As the son and heir to the workshop of sixteenth-century Venice's premier gondola maker, Luca Vianello has his career, his marriage, and his place in society mapped out for him. True, his stern father still grieves for Luca's older brother who died in childhood. And Luca's left-handedness--viewed in Renaissance Europe as sinister, even demonic--provokes blows from his father even as it causes him to lag behind his younger brother in developing his skills. But it is only when tragedy shoots Luca out of his family's boat-building business altogether that he can envision the possibility of change.
Through luck, Luca lands a position in another Venetian boatyard, far less prosperous than the workshop to which he was born. He loads boxes, succeeds as an errand boy, and befriends an older, more experienced gondolier determined to introduce Luca to the charms of wine, women, and on-the-side deals. Before long, Luca has become the private boatman of Master Trevisan, painter to Venice's elite.
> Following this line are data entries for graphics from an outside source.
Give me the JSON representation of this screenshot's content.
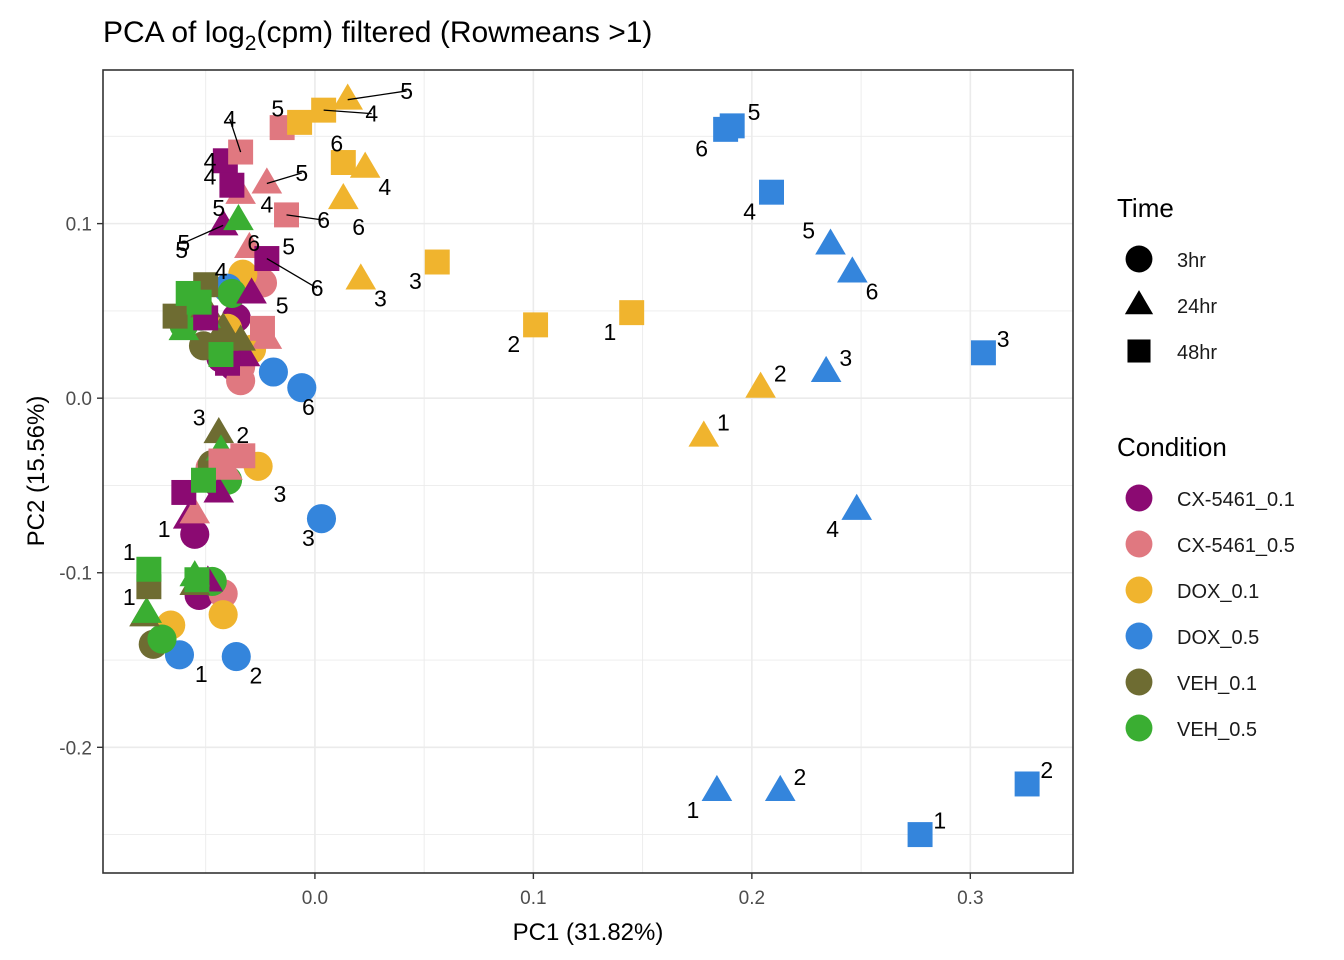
{
  "chart_data": {
    "type": "scatter",
    "title": "PCA of log2(cpm) filtered (Rowmeans >1)",
    "title_parts": {
      "pre": "PCA of log",
      "sub": "2",
      "post": "(cpm) filtered (Rowmeans >1)"
    },
    "xlabel": "PC1 (31.82%)",
    "ylabel": "PC2 (15.56%)",
    "xlim": [
      -0.097,
      0.347
    ],
    "ylim": [
      -0.272,
      0.188
    ],
    "xticks": [
      0.0,
      0.1,
      0.2,
      0.3
    ],
    "xtick_labels": [
      "0.0",
      "0.1",
      "0.2",
      "0.3"
    ],
    "yticks": [
      -0.2,
      -0.1,
      0.0,
      0.1
    ],
    "ytick_labels": [
      "-0.2",
      "-0.1",
      "0.0",
      "0.1"
    ],
    "grid": true,
    "legend_time": {
      "title": "Time",
      "items": [
        {
          "label": "3hr",
          "shape": "circle"
        },
        {
          "label": "24hr",
          "shape": "triangle"
        },
        {
          "label": "48hr",
          "shape": "square"
        }
      ]
    },
    "legend_condition": {
      "title": "Condition",
      "items": [
        {
          "label": "CX-5461_0.1",
          "color": "#8B0A72"
        },
        {
          "label": "CX-5461_0.5",
          "color": "#E07880"
        },
        {
          "label": "DOX_0.1",
          "color": "#F0B42E"
        },
        {
          "label": "DOX_0.5",
          "color": "#3485DC"
        },
        {
          "label": "VEH_0.1",
          "color": "#6E6C32"
        },
        {
          "label": "VEH_0.5",
          "color": "#3AAE32"
        }
      ]
    },
    "points": [
      {
        "x": -0.055,
        "y": -0.078,
        "shape": "circle",
        "cond": "CX-5461_0.1",
        "label": "1",
        "dx": -0.014,
        "dy": 0.003
      },
      {
        "x": -0.053,
        "y": -0.113,
        "shape": "circle",
        "cond": "CX-5461_0.1",
        "label": ""
      },
      {
        "x": -0.036,
        "y": 0.046,
        "shape": "circle",
        "cond": "CX-5461_0.1",
        "label": ""
      },
      {
        "x": -0.043,
        "y": 0.023,
        "shape": "circle",
        "cond": "CX-5461_0.1",
        "label": ""
      },
      {
        "x": -0.037,
        "y": 0.018,
        "shape": "circle",
        "cond": "CX-5461_0.1",
        "label": ""
      },
      {
        "x": -0.045,
        "y": -0.048,
        "shape": "circle",
        "cond": "CX-5461_0.1",
        "label": ""
      },
      {
        "x": -0.042,
        "y": -0.112,
        "shape": "circle",
        "cond": "CX-5461_0.5",
        "label": ""
      },
      {
        "x": -0.034,
        "y": 0.01,
        "shape": "circle",
        "cond": "CX-5461_0.5",
        "label": ""
      },
      {
        "x": -0.024,
        "y": 0.066,
        "shape": "circle",
        "cond": "CX-5461_0.5",
        "label": ""
      },
      {
        "x": -0.04,
        "y": 0.026,
        "shape": "circle",
        "cond": "CX-5461_0.5",
        "label": ""
      },
      {
        "x": -0.048,
        "y": -0.04,
        "shape": "circle",
        "cond": "CX-5461_0.5",
        "label": ""
      },
      {
        "x": -0.034,
        "y": 0.018,
        "shape": "circle",
        "cond": "CX-5461_0.5",
        "label": ""
      },
      {
        "x": -0.066,
        "y": -0.13,
        "shape": "circle",
        "cond": "DOX_0.1",
        "label": ""
      },
      {
        "x": -0.042,
        "y": -0.124,
        "shape": "circle",
        "cond": "DOX_0.1",
        "label": ""
      },
      {
        "x": -0.026,
        "y": -0.039,
        "shape": "circle",
        "cond": "DOX_0.1",
        "label": "3",
        "dx": 0.01,
        "dy": -0.016
      },
      {
        "x": -0.033,
        "y": 0.071,
        "shape": "circle",
        "cond": "DOX_0.1",
        "label": ""
      },
      {
        "x": -0.029,
        "y": 0.028,
        "shape": "circle",
        "cond": "DOX_0.1",
        "label": ""
      },
      {
        "x": -0.04,
        "y": 0.04,
        "shape": "circle",
        "cond": "DOX_0.1",
        "label": ""
      },
      {
        "x": -0.062,
        "y": -0.147,
        "shape": "circle",
        "cond": "DOX_0.5",
        "label": "1",
        "dx": 0.01,
        "dy": -0.011
      },
      {
        "x": -0.036,
        "y": -0.148,
        "shape": "circle",
        "cond": "DOX_0.5",
        "label": "2",
        "dx": 0.009,
        "dy": -0.011
      },
      {
        "x": 0.003,
        "y": -0.069,
        "shape": "circle",
        "cond": "DOX_0.5",
        "label": "3",
        "dx": -0.006,
        "dy": -0.011
      },
      {
        "x": -0.04,
        "y": 0.063,
        "shape": "circle",
        "cond": "DOX_0.5",
        "label": "4",
        "dx": -0.003,
        "dy": 0.01
      },
      {
        "x": -0.019,
        "y": 0.015,
        "shape": "circle",
        "cond": "DOX_0.5",
        "label": ""
      },
      {
        "x": -0.006,
        "y": 0.006,
        "shape": "circle",
        "cond": "DOX_0.5",
        "label": "6",
        "dx": 0.003,
        "dy": -0.011
      },
      {
        "x": -0.074,
        "y": -0.141,
        "shape": "circle",
        "cond": "VEH_0.1",
        "label": ""
      },
      {
        "x": -0.047,
        "y": -0.038,
        "shape": "circle",
        "cond": "VEH_0.1",
        "label": ""
      },
      {
        "x": -0.051,
        "y": 0.03,
        "shape": "circle",
        "cond": "VEH_0.1",
        "label": ""
      },
      {
        "x": -0.041,
        "y": 0.03,
        "shape": "circle",
        "cond": "VEH_0.1",
        "label": ""
      },
      {
        "x": -0.07,
        "y": -0.138,
        "shape": "circle",
        "cond": "VEH_0.5",
        "label": ""
      },
      {
        "x": -0.047,
        "y": -0.105,
        "shape": "circle",
        "cond": "VEH_0.5",
        "label": ""
      },
      {
        "x": -0.04,
        "y": -0.047,
        "shape": "circle",
        "cond": "VEH_0.5",
        "label": ""
      },
      {
        "x": -0.038,
        "y": 0.06,
        "shape": "circle",
        "cond": "VEH_0.5",
        "label": ""
      },
      {
        "x": -0.052,
        "y": 0.047,
        "shape": "circle",
        "cond": "VEH_0.5",
        "label": ""
      },
      {
        "x": -0.06,
        "y": 0.042,
        "shape": "circle",
        "cond": "VEH_0.5",
        "label": ""
      },
      {
        "x": -0.058,
        "y": -0.069,
        "shape": "triangle",
        "cond": "CX-5461_0.1",
        "label": ""
      },
      {
        "x": -0.044,
        "y": -0.054,
        "shape": "triangle",
        "cond": "CX-5461_0.1",
        "label": ""
      },
      {
        "x": -0.049,
        "y": -0.105,
        "shape": "triangle",
        "cond": "CX-5461_0.1",
        "label": ""
      },
      {
        "x": -0.042,
        "y": 0.099,
        "shape": "triangle",
        "cond": "CX-5461_0.1",
        "label": "5",
        "lx": -0.06,
        "ly": 0.089,
        "line": true
      },
      {
        "x": -0.029,
        "y": 0.06,
        "shape": "triangle",
        "cond": "CX-5461_0.1",
        "label": ""
      },
      {
        "x": -0.032,
        "y": 0.024,
        "shape": "triangle",
        "cond": "CX-5461_0.1",
        "label": ""
      },
      {
        "x": -0.055,
        "y": -0.066,
        "shape": "triangle",
        "cond": "CX-5461_0.5",
        "label": ""
      },
      {
        "x": -0.04,
        "y": -0.041,
        "shape": "triangle",
        "cond": "CX-5461_0.5",
        "label": ""
      },
      {
        "x": -0.022,
        "y": 0.123,
        "shape": "triangle",
        "cond": "CX-5461_0.5",
        "label": "5",
        "lx": -0.006,
        "ly": 0.129,
        "line": true
      },
      {
        "x": -0.034,
        "y": 0.117,
        "shape": "triangle",
        "cond": "CX-5461_0.5",
        "label": "4",
        "lx": -0.022,
        "ly": 0.111
      },
      {
        "x": -0.03,
        "y": 0.086,
        "shape": "triangle",
        "cond": "CX-5461_0.5",
        "label": ""
      },
      {
        "x": -0.022,
        "y": 0.034,
        "shape": "triangle",
        "cond": "CX-5461_0.5",
        "label": ""
      },
      {
        "x": 0.178,
        "y": -0.022,
        "shape": "triangle",
        "cond": "DOX_0.1",
        "label": "1",
        "dx": 0.009,
        "dy": 0.008
      },
      {
        "x": 0.204,
        "y": 0.006,
        "shape": "triangle",
        "cond": "DOX_0.1",
        "label": "2",
        "dx": 0.009,
        "dy": 0.008
      },
      {
        "x": 0.021,
        "y": 0.068,
        "shape": "triangle",
        "cond": "DOX_0.1",
        "label": "3",
        "dx": 0.009,
        "dy": -0.011
      },
      {
        "x": 0.023,
        "y": 0.132,
        "shape": "triangle",
        "cond": "DOX_0.1",
        "label": "4",
        "dx": 0.009,
        "dy": -0.011
      },
      {
        "x": 0.015,
        "y": 0.171,
        "shape": "triangle",
        "cond": "DOX_0.1",
        "label": "5",
        "lx": 0.042,
        "ly": 0.176,
        "line": true
      },
      {
        "x": 0.013,
        "y": 0.114,
        "shape": "triangle",
        "cond": "DOX_0.1",
        "label": "6",
        "dx": 0.007,
        "dy": -0.016
      },
      {
        "x": 0.184,
        "y": -0.225,
        "shape": "triangle",
        "cond": "DOX_0.5",
        "label": "1",
        "dx": -0.011,
        "dy": -0.011
      },
      {
        "x": 0.213,
        "y": -0.225,
        "shape": "triangle",
        "cond": "DOX_0.5",
        "label": "2",
        "dx": 0.009,
        "dy": 0.008
      },
      {
        "x": 0.234,
        "y": 0.015,
        "shape": "triangle",
        "cond": "DOX_0.5",
        "label": "3",
        "dx": 0.009,
        "dy": 0.008
      },
      {
        "x": 0.248,
        "y": -0.064,
        "shape": "triangle",
        "cond": "DOX_0.5",
        "label": "4",
        "dx": -0.011,
        "dy": -0.011
      },
      {
        "x": 0.236,
        "y": 0.088,
        "shape": "triangle",
        "cond": "DOX_0.5",
        "label": "5",
        "dx": -0.01,
        "dy": 0.008
      },
      {
        "x": 0.246,
        "y": 0.072,
        "shape": "triangle",
        "cond": "DOX_0.5",
        "label": "6",
        "dx": 0.009,
        "dy": -0.011
      },
      {
        "x": -0.078,
        "y": -0.125,
        "shape": "triangle",
        "cond": "VEH_0.1",
        "label": ""
      },
      {
        "x": -0.055,
        "y": -0.107,
        "shape": "triangle",
        "cond": "VEH_0.1",
        "label": ""
      },
      {
        "x": -0.044,
        "y": -0.02,
        "shape": "triangle",
        "cond": "VEH_0.1",
        "label": "3",
        "lx": -0.053,
        "ly": -0.011
      },
      {
        "x": -0.034,
        "y": 0.033,
        "shape": "triangle",
        "cond": "VEH_0.1",
        "label": ""
      },
      {
        "x": -0.05,
        "y": 0.052,
        "shape": "triangle",
        "cond": "VEH_0.1",
        "label": ""
      },
      {
        "x": -0.042,
        "y": 0.04,
        "shape": "triangle",
        "cond": "VEH_0.1",
        "label": ""
      },
      {
        "x": -0.077,
        "y": -0.123,
        "shape": "triangle",
        "cond": "VEH_0.5",
        "label": ""
      },
      {
        "x": -0.055,
        "y": -0.102,
        "shape": "triangle",
        "cond": "VEH_0.5",
        "label": ""
      },
      {
        "x": -0.043,
        "y": -0.03,
        "shape": "triangle",
        "cond": "VEH_0.5",
        "label": "2",
        "lx": -0.033,
        "ly": -0.021
      },
      {
        "x": -0.035,
        "y": 0.102,
        "shape": "triangle",
        "cond": "VEH_0.5",
        "label": "6",
        "lx": -0.028,
        "ly": 0.089
      },
      {
        "x": -0.06,
        "y": 0.039,
        "shape": "triangle",
        "cond": "VEH_0.5",
        "label": ""
      },
      {
        "x": -0.05,
        "y": 0.046,
        "shape": "triangle",
        "cond": "VEH_0.5",
        "label": ""
      },
      {
        "x": -0.06,
        "y": -0.054,
        "shape": "square",
        "cond": "CX-5461_0.1",
        "label": ""
      },
      {
        "x": -0.04,
        "y": 0.02,
        "shape": "square",
        "cond": "CX-5461_0.1",
        "label": ""
      },
      {
        "x": -0.041,
        "y": 0.136,
        "shape": "square",
        "cond": "CX-5461_0.1",
        "label": "4",
        "lx": -0.048,
        "ly": 0.136
      },
      {
        "x": -0.038,
        "y": 0.122,
        "shape": "square",
        "cond": "CX-5461_0.1",
        "label": "5",
        "lx": -0.044,
        "ly": 0.109
      },
      {
        "x": -0.022,
        "y": 0.08,
        "shape": "square",
        "cond": "CX-5461_0.1",
        "label": "6",
        "lx": 0.001,
        "ly": 0.063,
        "line": true
      },
      {
        "x": -0.05,
        "y": 0.046,
        "shape": "square",
        "cond": "CX-5461_0.1",
        "label": ""
      },
      {
        "x": -0.043,
        "y": -0.036,
        "shape": "square",
        "cond": "CX-5461_0.5",
        "label": ""
      },
      {
        "x": -0.033,
        "y": -0.033,
        "shape": "square",
        "cond": "CX-5461_0.5",
        "label": ""
      },
      {
        "x": -0.034,
        "y": 0.141,
        "shape": "square",
        "cond": "CX-5461_0.5",
        "label": "4",
        "lx": -0.039,
        "ly": 0.16,
        "line": true
      },
      {
        "x": -0.015,
        "y": 0.155,
        "shape": "square",
        "cond": "CX-5461_0.5",
        "label": "5",
        "lx": -0.017,
        "ly": 0.166
      },
      {
        "x": -0.013,
        "y": 0.105,
        "shape": "square",
        "cond": "CX-5461_0.5",
        "label": "6",
        "lx": 0.004,
        "ly": 0.102,
        "line": true
      },
      {
        "x": -0.024,
        "y": 0.04,
        "shape": "square",
        "cond": "CX-5461_0.5",
        "label": ""
      },
      {
        "x": 0.101,
        "y": 0.042,
        "shape": "square",
        "cond": "DOX_0.1",
        "label": "2",
        "dx": -0.01,
        "dy": -0.011
      },
      {
        "x": 0.145,
        "y": 0.049,
        "shape": "square",
        "cond": "DOX_0.1",
        "label": "1",
        "dx": -0.01,
        "dy": -0.011
      },
      {
        "x": 0.056,
        "y": 0.078,
        "shape": "square",
        "cond": "DOX_0.1",
        "label": "3",
        "dx": -0.01,
        "dy": -0.011
      },
      {
        "x": 0.004,
        "y": 0.165,
        "shape": "square",
        "cond": "DOX_0.1",
        "label": "4",
        "lx": 0.026,
        "ly": 0.163,
        "line": true
      },
      {
        "x": -0.007,
        "y": 0.158,
        "shape": "square",
        "cond": "DOX_0.1",
        "label": ""
      },
      {
        "x": 0.013,
        "y": 0.135,
        "shape": "square",
        "cond": "DOX_0.1",
        "label": "6",
        "lx": 0.01,
        "ly": 0.146
      },
      {
        "x": 0.277,
        "y": -0.25,
        "shape": "square",
        "cond": "DOX_0.5",
        "label": "1",
        "dx": 0.009,
        "dy": 0.008
      },
      {
        "x": 0.326,
        "y": -0.221,
        "shape": "square",
        "cond": "DOX_0.5",
        "label": "2",
        "dx": 0.009,
        "dy": 0.008
      },
      {
        "x": 0.306,
        "y": 0.026,
        "shape": "square",
        "cond": "DOX_0.5",
        "label": "3",
        "dx": 0.009,
        "dy": 0.008
      },
      {
        "x": 0.209,
        "y": 0.118,
        "shape": "square",
        "cond": "DOX_0.5",
        "label": "4",
        "dx": -0.01,
        "dy": -0.011
      },
      {
        "x": 0.191,
        "y": 0.156,
        "shape": "square",
        "cond": "DOX_0.5",
        "label": "5",
        "dx": 0.01,
        "dy": 0.008
      },
      {
        "x": 0.188,
        "y": 0.154,
        "shape": "square",
        "cond": "DOX_0.5",
        "label": "6",
        "dx": -0.011,
        "dy": -0.011
      },
      {
        "x": -0.076,
        "y": -0.108,
        "shape": "square",
        "cond": "VEH_0.1",
        "label": ""
      },
      {
        "x": -0.05,
        "y": 0.065,
        "shape": "square",
        "cond": "VEH_0.1",
        "label": ""
      },
      {
        "x": -0.064,
        "y": 0.047,
        "shape": "square",
        "cond": "VEH_0.1",
        "label": ""
      },
      {
        "x": -0.076,
        "y": -0.098,
        "shape": "square",
        "cond": "VEH_0.5",
        "label": "1",
        "lx": -0.085,
        "ly": -0.088
      },
      {
        "x": -0.054,
        "y": -0.104,
        "shape": "square",
        "cond": "VEH_0.5",
        "label": ""
      },
      {
        "x": -0.051,
        "y": -0.047,
        "shape": "square",
        "cond": "VEH_0.5",
        "label": ""
      },
      {
        "x": -0.058,
        "y": 0.06,
        "shape": "square",
        "cond": "VEH_0.5",
        "label": ""
      },
      {
        "x": -0.053,
        "y": 0.055,
        "shape": "square",
        "cond": "VEH_0.5",
        "label": ""
      },
      {
        "x": -0.043,
        "y": 0.025,
        "shape": "square",
        "cond": "VEH_0.5",
        "label": ""
      }
    ],
    "extra_labels": [
      {
        "text": "1",
        "x": -0.085,
        "y": -0.114,
        "near": "VEH_0.1 24hr"
      },
      {
        "text": "4",
        "x": -0.048,
        "y": 0.127,
        "near": "CX-5461_0.1 48hr"
      },
      {
        "text": "5",
        "x": -0.061,
        "y": 0.085,
        "near": "VEH_0.5 24hr"
      },
      {
        "text": "5",
        "x": -0.012,
        "y": 0.087,
        "near": "CX-5461_0.5 24hr"
      },
      {
        "text": "5",
        "x": -0.015,
        "y": 0.053,
        "near": "CX-5461_0.1 24hr"
      }
    ]
  }
}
There Luca encounters both the beautiful Giuliana Zanchi (and Trevisan's portrait of her) and the abandoned, broken-down gondola that will become his personal restoration project.
Laura Morelli is an art historian and the author of, among other nonfiction works,
Made in Italy and
Artisans of Venice. In her award-winning debut novel,
The Gondola Maker (Laura Morelli, 2014), she draws on her extensive knowledge of the Venetian past and present to recreate a lost fictional world that will astonish you with its rich, varied, endlessly fascinating detail.